Friday, 27 February 2009

Forgotten Book - Death and Transfiguration

One of the reasons that Patti Abbott’s series of Forgotten Books appeals to me is that it offers a chance not only to come up with ‘hidden gems’ of the genre, but also, quite often, with authors who have slipped off the radar but who do not deserve such a fate.

In that list, I’d include Stephen Murray, creator of DCI Alec Stainton, and author of, by my count, seven crime novels, of which the last to be published was Death and Transfiguration, which appeared in 1994. I’d hazard a guess that most readers of this blog are not familiar with Murray’s name, but when I started out in crime writing, he was already becoming established as one of the youngest and most promising writers whose work came out under the legendary imprint of Collins Crime Club. He is much the same age as me, but struck me as likely to be more of a high flier, and he’d taken the courageous step of giving up his day job as a surveyor to write full-time. I was never brave enough to do the same and give up the law, but I got to know Stephen and his family (the Muirray surname was a pseudonym), and we met quite often at events organised by the northern chapter of the Crime Writers’ Association.

All the Murray books are solid, literate, readable mysteries, and Stainton is a likeable fellow, if not someone to set the pulse racing too fast. Death and Transfiguration was, I felt at the time, Murray’s best book, not least because DS Liz Pink played a prominent role, and she was a character of great potential.

In this book, a philanderer called Crossland goes missing, having abandoned his car on Stainton’s turf. Meanwhile, a serial killer called the Carver is wreaking havoc. Suspicions grow that Crossland and the Carver are one and the same.

Regrettably, this was the last crime novel that Stephen Murray had published. The Crime Club imprint disappeared, and he seems to have found it difficult to stay in the game.
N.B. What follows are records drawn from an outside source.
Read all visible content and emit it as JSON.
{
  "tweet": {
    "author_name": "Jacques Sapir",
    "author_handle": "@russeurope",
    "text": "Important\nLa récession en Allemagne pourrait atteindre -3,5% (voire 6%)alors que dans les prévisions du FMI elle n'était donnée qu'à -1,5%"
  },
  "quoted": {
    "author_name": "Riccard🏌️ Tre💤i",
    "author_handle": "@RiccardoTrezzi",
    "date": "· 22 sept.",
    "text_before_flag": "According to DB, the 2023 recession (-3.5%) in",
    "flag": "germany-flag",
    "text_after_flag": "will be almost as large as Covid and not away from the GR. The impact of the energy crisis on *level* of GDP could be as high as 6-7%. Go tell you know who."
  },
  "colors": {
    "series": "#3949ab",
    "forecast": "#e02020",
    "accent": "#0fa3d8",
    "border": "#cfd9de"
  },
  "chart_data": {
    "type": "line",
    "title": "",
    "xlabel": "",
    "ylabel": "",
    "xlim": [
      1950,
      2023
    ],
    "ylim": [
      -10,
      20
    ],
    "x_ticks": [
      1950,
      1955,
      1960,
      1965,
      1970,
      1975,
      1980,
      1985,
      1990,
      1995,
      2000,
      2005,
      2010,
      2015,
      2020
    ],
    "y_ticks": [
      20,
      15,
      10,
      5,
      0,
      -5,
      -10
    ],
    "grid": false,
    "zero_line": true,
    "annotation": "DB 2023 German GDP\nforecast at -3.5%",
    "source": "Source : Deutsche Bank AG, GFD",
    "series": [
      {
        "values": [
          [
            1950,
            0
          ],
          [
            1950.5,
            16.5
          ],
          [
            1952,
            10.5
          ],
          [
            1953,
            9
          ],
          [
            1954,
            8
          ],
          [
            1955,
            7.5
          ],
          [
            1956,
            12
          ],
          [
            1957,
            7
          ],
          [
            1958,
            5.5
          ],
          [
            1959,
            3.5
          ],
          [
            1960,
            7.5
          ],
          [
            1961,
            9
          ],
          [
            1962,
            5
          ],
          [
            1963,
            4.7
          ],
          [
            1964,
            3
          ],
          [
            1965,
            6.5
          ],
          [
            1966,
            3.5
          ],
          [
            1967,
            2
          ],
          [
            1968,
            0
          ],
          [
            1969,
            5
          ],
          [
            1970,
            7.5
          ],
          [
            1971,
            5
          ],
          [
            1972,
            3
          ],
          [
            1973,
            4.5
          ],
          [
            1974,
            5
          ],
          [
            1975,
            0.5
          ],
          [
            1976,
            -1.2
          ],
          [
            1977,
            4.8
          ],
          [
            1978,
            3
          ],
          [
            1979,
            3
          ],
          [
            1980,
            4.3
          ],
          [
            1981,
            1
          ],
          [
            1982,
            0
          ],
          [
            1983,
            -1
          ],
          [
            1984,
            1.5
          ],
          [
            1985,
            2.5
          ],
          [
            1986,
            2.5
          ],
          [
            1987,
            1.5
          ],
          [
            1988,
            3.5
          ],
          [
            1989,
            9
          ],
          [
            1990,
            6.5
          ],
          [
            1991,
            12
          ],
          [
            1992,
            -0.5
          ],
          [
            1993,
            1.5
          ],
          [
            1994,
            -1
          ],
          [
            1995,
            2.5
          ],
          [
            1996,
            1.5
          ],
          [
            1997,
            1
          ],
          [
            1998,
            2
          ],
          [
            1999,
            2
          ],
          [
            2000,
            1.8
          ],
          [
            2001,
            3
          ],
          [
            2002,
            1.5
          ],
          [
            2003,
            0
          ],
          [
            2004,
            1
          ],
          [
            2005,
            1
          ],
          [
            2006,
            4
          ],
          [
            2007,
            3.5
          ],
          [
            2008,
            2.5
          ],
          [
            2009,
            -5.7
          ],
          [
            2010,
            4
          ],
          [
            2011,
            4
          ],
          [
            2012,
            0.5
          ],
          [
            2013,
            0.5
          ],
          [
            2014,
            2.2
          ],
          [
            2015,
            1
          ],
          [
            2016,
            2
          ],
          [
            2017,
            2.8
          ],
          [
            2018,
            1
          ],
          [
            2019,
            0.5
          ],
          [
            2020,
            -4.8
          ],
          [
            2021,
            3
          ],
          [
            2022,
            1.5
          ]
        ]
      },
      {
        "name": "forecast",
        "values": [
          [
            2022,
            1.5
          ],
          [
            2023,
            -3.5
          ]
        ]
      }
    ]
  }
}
I included a very good short story he wrote, ‘Landfall’, in a CWA anthology called Crime on the Move, in the hope this would attract publishers to his writing, but so far it doesn’t seem to have happened.
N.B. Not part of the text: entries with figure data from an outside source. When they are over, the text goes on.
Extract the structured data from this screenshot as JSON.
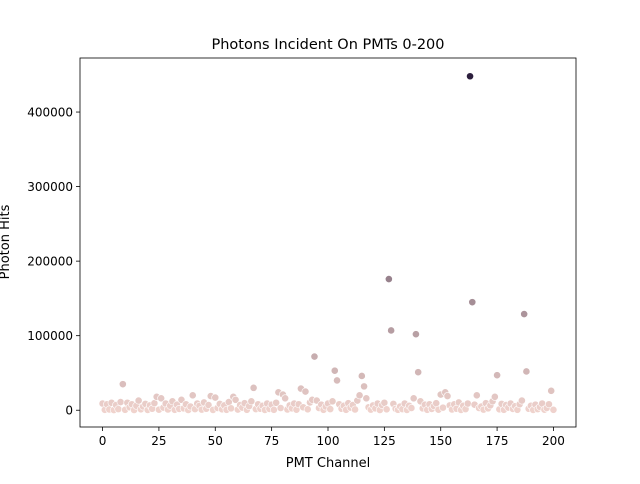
{
  "chart_data": {
    "type": "scatter",
    "title": "Photons Incident On PMTs 0-200",
    "xlabel": "PMT Channel",
    "ylabel": "Photon Hits",
    "xlim": [
      -10,
      210
    ],
    "ylim": [
      -22500,
      472500
    ],
    "xticks": [
      0,
      25,
      50,
      75,
      100,
      125,
      150,
      175,
      200
    ],
    "yticks": [
      0,
      100000,
      200000,
      300000,
      400000
    ],
    "grid": false,
    "legend": "none",
    "hue": {
      "low_color": "#f0d3cd",
      "high_color": "#2c1e3d",
      "min": 0,
      "max": 448000
    },
    "points": [
      [
        0,
        9000
      ],
      [
        1,
        500
      ],
      [
        2,
        8000
      ],
      [
        3,
        1000
      ],
      [
        4,
        10000
      ],
      [
        5,
        200
      ],
      [
        6,
        7000
      ],
      [
        7,
        1500
      ],
      [
        8,
        11000
      ],
      [
        9,
        35000
      ],
      [
        10,
        600
      ],
      [
        11,
        10000
      ],
      [
        12,
        4000
      ],
      [
        13,
        8000
      ],
      [
        14,
        300
      ],
      [
        15,
        6000
      ],
      [
        16,
        13000
      ],
      [
        17,
        1200
      ],
      [
        18,
        5000
      ],
      [
        19,
        8500
      ],
      [
        20,
        400
      ],
      [
        21,
        6500
      ],
      [
        22,
        2000
      ],
      [
        23,
        9500
      ],
      [
        24,
        18000
      ],
      [
        25,
        700
      ],
      [
        26,
        16000
      ],
      [
        27,
        3500
      ],
      [
        28,
        9000
      ],
      [
        29,
        1000
      ],
      [
        30,
        6000
      ],
      [
        31,
        12000
      ],
      [
        32,
        500
      ],
      [
        33,
        7500
      ],
      [
        34,
        1800
      ],
      [
        35,
        14000
      ],
      [
        36,
        2500
      ],
      [
        37,
        8000
      ],
      [
        38,
        300
      ],
      [
        39,
        5000
      ],
      [
        40,
        20000
      ],
      [
        41,
        1500
      ],
      [
        42,
        9000
      ],
      [
        43,
        6000
      ],
      [
        44,
        800
      ],
      [
        45,
        10500
      ],
      [
        46,
        2000
      ],
      [
        47,
        7000
      ],
      [
        48,
        19000
      ],
      [
        49,
        400
      ],
      [
        50,
        17000
      ],
      [
        51,
        3000
      ],
      [
        52,
        8500
      ],
      [
        53,
        1200
      ],
      [
        54,
        6500
      ],
      [
        55,
        500
      ],
      [
        56,
        11000
      ],
      [
        57,
        2500
      ],
      [
        58,
        18000
      ],
      [
        59,
        14000
      ],
      [
        60,
        900
      ],
      [
        61,
        7000
      ],
      [
        62,
        3500
      ],
      [
        63,
        9500
      ],
      [
        64,
        600
      ],
      [
        65,
        5500
      ],
      [
        66,
        12000
      ],
      [
        67,
        30000
      ],
      [
        68,
        1500
      ],
      [
        69,
        8000
      ],
      [
        70,
        2000
      ],
      [
        71,
        6000
      ],
      [
        72,
        400
      ],
      [
        73,
        9000
      ],
      [
        74,
        1800
      ],
      [
        75,
        7500
      ],
      [
        76,
        500
      ],
      [
        77,
        10000
      ],
      [
        78,
        24000
      ],
      [
        79,
        3000
      ],
      [
        80,
        21000
      ],
      [
        81,
        16000
      ],
      [
        82,
        1000
      ],
      [
        83,
        6500
      ],
      [
        84,
        2500
      ],
      [
        85,
        9000
      ],
      [
        86,
        700
      ],
      [
        87,
        8000
      ],
      [
        88,
        29000
      ],
      [
        89,
        4000
      ],
      [
        90,
        25000
      ],
      [
        91,
        1200
      ],
      [
        92,
        10500
      ],
      [
        93,
        14000
      ],
      [
        94,
        72000
      ],
      [
        95,
        13000
      ],
      [
        96,
        3000
      ],
      [
        97,
        7500
      ],
      [
        98,
        600
      ],
      [
        99,
        5000
      ],
      [
        100,
        9000
      ],
      [
        101,
        1500
      ],
      [
        102,
        12000
      ],
      [
        103,
        53000
      ],
      [
        104,
        40000
      ],
      [
        105,
        8000
      ],
      [
        106,
        2000
      ],
      [
        107,
        6000
      ],
      [
        108,
        500
      ],
      [
        109,
        9500
      ],
      [
        110,
        3500
      ],
      [
        111,
        7000
      ],
      [
        112,
        1000
      ],
      [
        113,
        13000
      ],
      [
        114,
        20000
      ],
      [
        115,
        46000
      ],
      [
        116,
        32000
      ],
      [
        117,
        16000
      ],
      [
        118,
        4000
      ],
      [
        119,
        800
      ],
      [
        120,
        6500
      ],
      [
        121,
        2500
      ],
      [
        122,
        9000
      ],
      [
        123,
        300
      ],
      [
        124,
        7000
      ],
      [
        125,
        10000
      ],
      [
        126,
        1200
      ],
      [
        127,
        176000
      ],
      [
        128,
        107000
      ],
      [
        129,
        8500
      ],
      [
        130,
        2000
      ],
      [
        131,
        600
      ],
      [
        132,
        5000
      ],
      [
        133,
        1500
      ],
      [
        134,
        9000
      ],
      [
        135,
        400
      ],
      [
        136,
        6000
      ],
      [
        137,
        3000
      ],
      [
        138,
        16000
      ],
      [
        139,
        102000
      ],
      [
        140,
        51000
      ],
      [
        141,
        12000
      ],
      [
        142,
        2500
      ],
      [
        143,
        7500
      ],
      [
        144,
        500
      ],
      [
        145,
        8000
      ],
      [
        146,
        1800
      ],
      [
        147,
        5500
      ],
      [
        148,
        9500
      ],
      [
        149,
        700
      ],
      [
        150,
        21000
      ],
      [
        151,
        3500
      ],
      [
        152,
        24000
      ],
      [
        153,
        19000
      ],
      [
        154,
        6500
      ],
      [
        155,
        1000
      ],
      [
        156,
        8000
      ],
      [
        157,
        2000
      ],
      [
        158,
        10500
      ],
      [
        159,
        400
      ],
      [
        160,
        6000
      ],
      [
        161,
        1500
      ],
      [
        162,
        9000
      ],
      [
        163,
        448000
      ],
      [
        164,
        145000
      ],
      [
        165,
        7500
      ],
      [
        166,
        20000
      ],
      [
        167,
        3000
      ],
      [
        168,
        5000
      ],
      [
        169,
        800
      ],
      [
        170,
        9500
      ],
      [
        171,
        2500
      ],
      [
        172,
        6500
      ],
      [
        173,
        12000
      ],
      [
        174,
        18000
      ],
      [
        175,
        47000
      ],
      [
        176,
        1200
      ],
      [
        177,
        8500
      ],
      [
        178,
        500
      ],
      [
        179,
        7000
      ],
      [
        180,
        3500
      ],
      [
        181,
        9000
      ],
      [
        182,
        1800
      ],
      [
        183,
        5500
      ],
      [
        184,
        600
      ],
      [
        185,
        8000
      ],
      [
        186,
        13000
      ],
      [
        187,
        129000
      ],
      [
        188,
        52000
      ],
      [
        189,
        2000
      ],
      [
        190,
        6000
      ],
      [
        191,
        400
      ],
      [
        192,
        7500
      ],
      [
        193,
        1500
      ],
      [
        194,
        4500
      ],
      [
        195,
        9000
      ],
      [
        196,
        700
      ],
      [
        197,
        3000
      ],
      [
        198,
        8000
      ],
      [
        199,
        26000
      ],
      [
        200,
        500
      ]
    ]
  }
}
A pity. He is a good writer, and his books, in particular Death and Transfiguration, should not be forgotten. Fifteen years ago, he kindly inscribed my copy of the book ‘To another rising star’. I still hope that Stephen’s star will rise again in the crime firmament.


David Cranmer said...

Thanks for bringing Stephen Murray to our attention. The list of writers who slip into obscurity is staggering and sad. DEATH AND TRANSFIGURATION sounds like a great read.

pattinase (abbott) said...

I'll have to check and see if this series is available here. Some just never get across the water.